By golly, the people over at the Pickle Factory were many things, Swett reflected. But his son-in-law aside, they were certainly not horses' asses.

4

WASHINGTON, DC, SATURDAY, FEBRUARY 11, 1961

EUGENE, WHO HAD BEEN DELIVERING LIQUOR SINCE LATE AFTERNOON, decided to go straight to Bernice's without touching base at his studio apartment over the store. He parked Max's station wagon on a side street in Georgetown, locked the doors and started down Wisconsin toward his girlfriend's. He sensed something was different as soon as he turned the corner into Whitehaven. It was nine-twenty, a time when the residential street was normally deserted. Now it seemed to crawl with activity. A man and a woman, both dressed in duffel coats, stood talking on a brownstone stoop diagonally across from Bernice's building; from a distance they could have been lovers making up after a quarrel. A middle-aged man Eugene had never seen before in all the years he'd been sleeping with Bernice was walking a dog he'd never seen before either. Further along, Eugene passed a white panel truck with "Slater & Slater Radio-TV" printed on its side parked in front of a fire hydrant. Why would the Messrs. Slater leave their vehicle in front of a hydrant for the entire night when there were parking spaces to be had on the side streets off Wisconsin? Up ahead, near the intersection with 37th Street, he spotted a gray four-door Ford backed into a driveway; the area was well-lit and Eugene could make out two figures in the front seat and a long antenna protruding from the rear bumper. Out of the corner of his eye, he could see the bay windows of Bernice's third-floor walkup across the street. They were awash with light, which was curious; when Bernice was expecting him she made a fetish of switching off the electric lights and illuminating the room with candles.

Eugene could hear his own footsteps echoing in the wintry night as he made his way along Whitehaven.
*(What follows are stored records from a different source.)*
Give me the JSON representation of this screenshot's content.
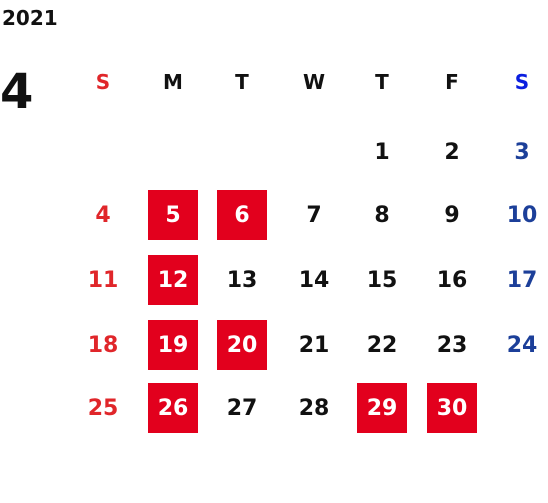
{
  "calendar": {
    "year": "2021",
    "month": "4",
    "weekdays": [
      "S",
      "M",
      "T",
      "W",
      "T",
      "F",
      "S"
    ],
    "weeks": [
      [
        null,
        null,
        null,
        null,
        {
          "day": "1"
        },
        {
          "day": "2"
        },
        {
          "day": "3"
        }
      ],
      [
        {
          "day": "4"
        },
        {
          "day": "5",
          "holiday": true
        },
        {
          "day": "6",
          "holiday": true
        },
        {
          "day": "7"
        },
        {
          "day": "8"
        },
        {
          "day": "9"
        },
        {
          "day": "10"
        }
      ],
      [
        {
          "day": "11"
        },
        {
          "day": "12",
          "holiday": true
        },
        {
          "day": "13"
        },
        {
          "day": "14"
        },
        {
          "day": "15"
        },
        {
          "day": "16"
        },
        {
          "day": "17"
        }
      ],
      [
        {
          "day": "18"
        },
        {
          "day": "19",
          "holiday": true
        },
        {
          "day": "20",
          "holiday": true
        },
        {
          "day": "21"
        },
        {
          "day": "22"
        },
        {
          "day": "23"
        },
        {
          "day": "24"
        }
      ],
      [
        {
          "day": "25"
        },
        {
          "day": "26",
          "holiday": true
        },
        {
          "day": "27"
        },
        {
          "day": "28"
        },
        {
          "day": "29",
          "holiday": true
        },
        {
          "day": "30",
          "holiday": true
        },
        null
      ]
    ]
  }
}
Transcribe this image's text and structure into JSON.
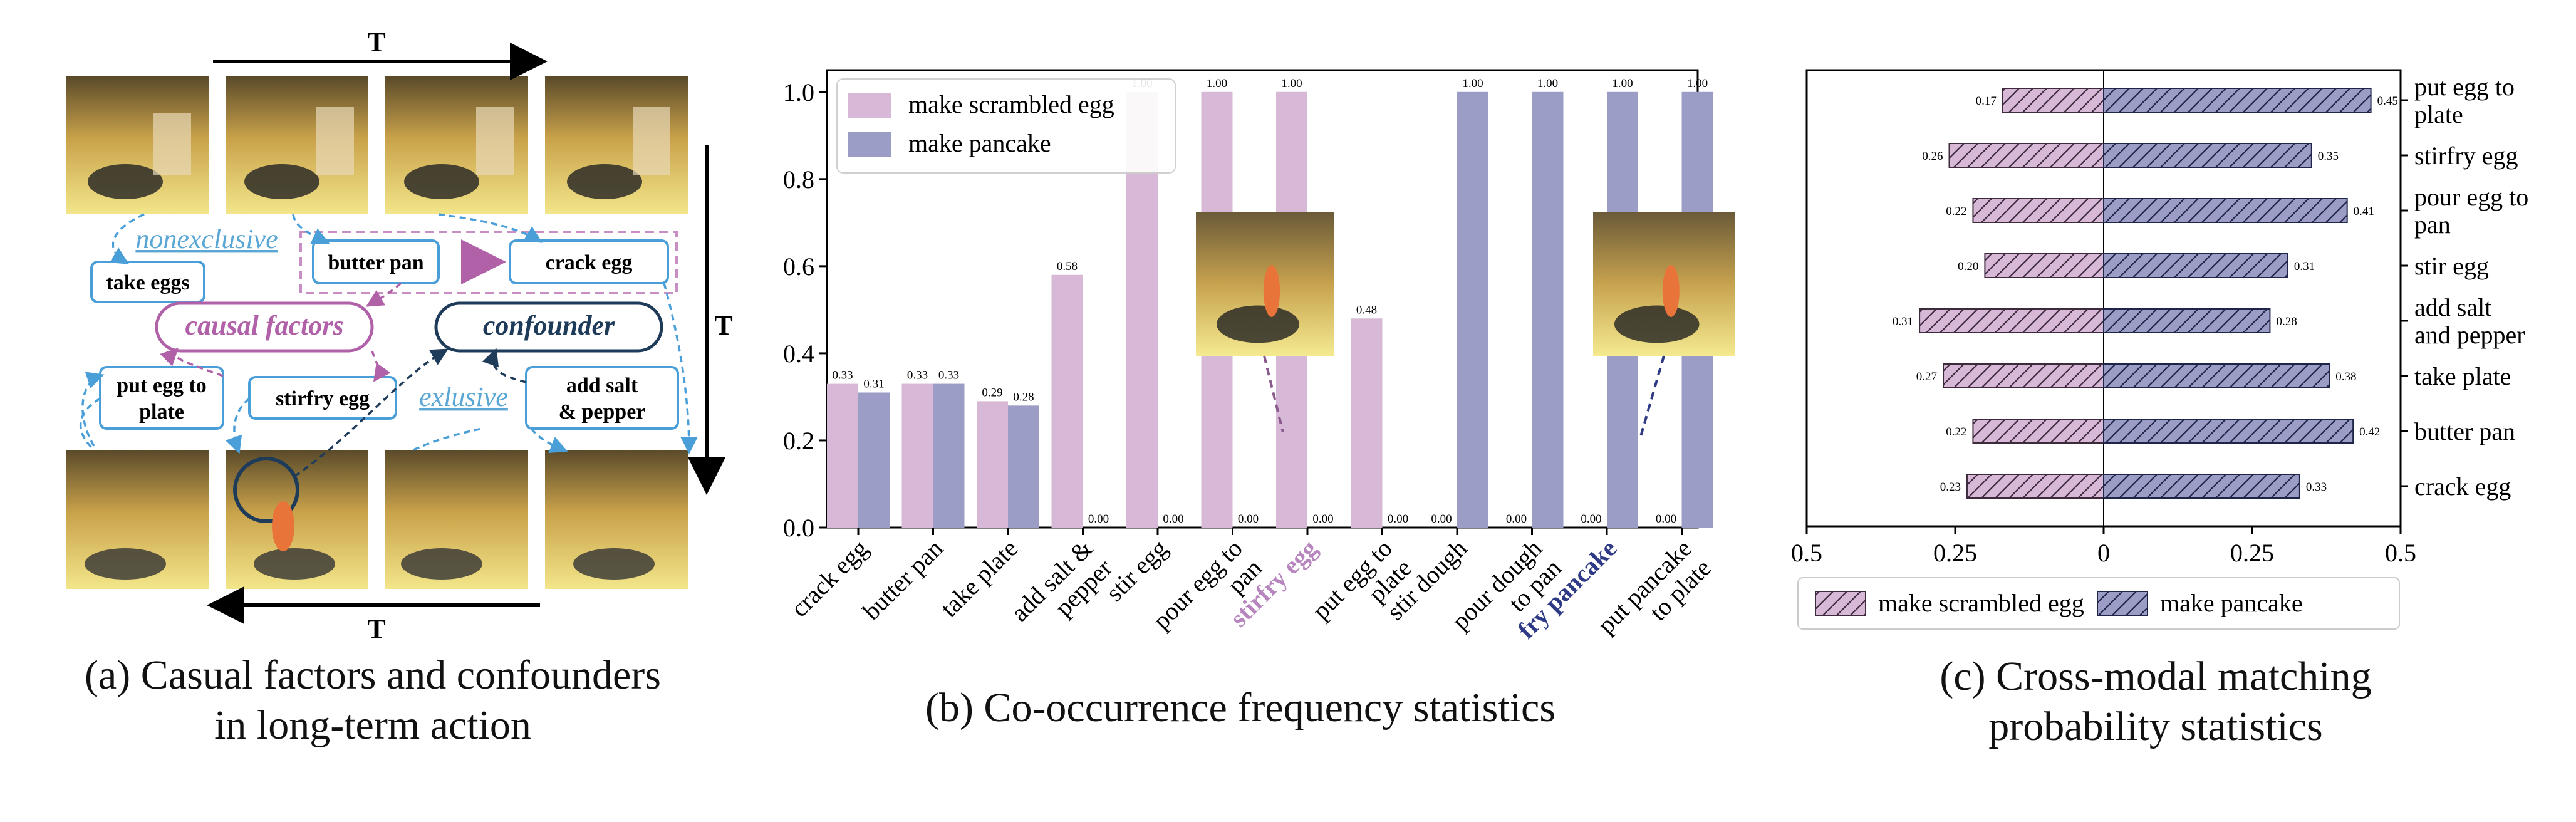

With an effort he mastered the riot of panic rising to his gorge. Bits and pieces of basic training at the First Chief Directorate's compound in the woods at Balashikha came back to him: innocent people act innocently, which was to say they didn't break into a sprint at the first whiff of peril. It was lucky he'd taken the precaution of parking the car before he got to Whitehaven; if the FBI had staked out Bernice's apartment, they would surely be looking for him to arrive in Max's station wagon. He was lucky, too, to be walking down the wrong side of the street—it would raise doubts in their minds. They would be wary of stopping the wrong person for fear the right person might round the corner, spot the stakeout and be frightened off. Willing himself to remain calm, Eugene pulled his woolen cap down across his forehead, buried his chin in his turned-up collar and continued on his way—past the man walking the dog, past Bernice's bay windows, past the two lovers making up after a quarrel, past the four-door Ford with the two men in the front seat and the whip antenna on the back. He could feel the eyes of the men in the Ford following him down the street; he thought he heard the quick burst of static a radio produces when you switch it on. At the corner he turned right and made his way down 37th. Where it met Calvert, he walked back up Wisconsin until he came to the People's Drugstore that he and Bernice often went to when they became famished after making love.